SB: “Long haul flights have the potential to improve business travel, by offering flyers a better workplace environment and more time for uninterrupted work. Time previously spent waiting in international airports can instead be used for working, thinking, and resting.

“To make this work, however, long-haul flights need to be planned with business travellers in mind. Frequent flyers will know that while on the go, the plane or vehicle is their workplace – so it needs to house all the necessary amenities that support productive work. Access to charging stations, Wi-Fi, and ergonomic seats are a must, as well as space to move about. Sitting for longer than six hours straight is a health risk, not conducive to either the individual or the business.

“If airlines start to understand the benefits of these onboard improvements, long-haul flights will benefit global business, and airlines will be able to take advantage of a new business traveller market.”

How can business travellers prepare themselves for long-distance travel and what can HR departments do to support them?

SB: “Preparation is key for any business traveller looking to maximise their productivity. Taking steps to avoid jet lag is a great way to arrive at your destination ready to tackle work.
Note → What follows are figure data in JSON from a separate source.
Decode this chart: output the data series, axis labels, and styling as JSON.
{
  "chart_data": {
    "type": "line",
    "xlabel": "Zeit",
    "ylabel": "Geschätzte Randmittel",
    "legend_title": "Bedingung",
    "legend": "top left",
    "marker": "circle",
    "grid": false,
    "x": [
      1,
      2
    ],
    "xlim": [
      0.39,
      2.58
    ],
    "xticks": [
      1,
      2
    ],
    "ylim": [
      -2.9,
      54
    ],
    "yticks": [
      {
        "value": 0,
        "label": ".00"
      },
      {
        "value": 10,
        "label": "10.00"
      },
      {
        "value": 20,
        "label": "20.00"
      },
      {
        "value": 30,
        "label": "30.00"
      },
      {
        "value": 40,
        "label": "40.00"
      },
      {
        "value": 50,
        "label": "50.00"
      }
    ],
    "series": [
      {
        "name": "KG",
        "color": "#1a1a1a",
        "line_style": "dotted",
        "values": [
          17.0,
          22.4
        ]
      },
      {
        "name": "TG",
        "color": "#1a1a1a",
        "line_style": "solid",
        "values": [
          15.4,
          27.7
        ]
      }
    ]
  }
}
Staying hydrated throughout the flight, following the time zone of your destination whilst on board, and having the necessary supplies to eliminate physical and mental stress is also a must for frequent business travellers.

“HR departments can support by imagining what the world as a workplace should be like. They can help by creating ‘travel packs’ for their employees containing items such as noise cancellers, compression socks, super battery packs, and even elastic bands for exercising. Communication between HR and travellers is key to ensuring things run smoothly. Not only does this show a willingness to invest in employee wellbeing, but it’s also likely to support the business’ bottom line as travellers will arrive at their destination with the energy needed to solve complex challenges or close deals.

“It’s also vital that HR departments understand the demands of long-distance compared to short-haul flights. Travelling for extended periods can be exhausting, raise employee stress levels, and even lead to burnout. HR departments need to recognise the additional strain on travelling employees. Early and late flights or business travel over a weekend needs to be balanced by periods of rest before returning to the office. It’s time to take a more holistic approach to business travel policy.

“Travelling for business is not the same as travelling for a holiday. Anyone putting in the maximum hours and effort for their company needs two things: The tools to make the most of their time on the go, and time to recharge and reconnect with their families and friends when home.”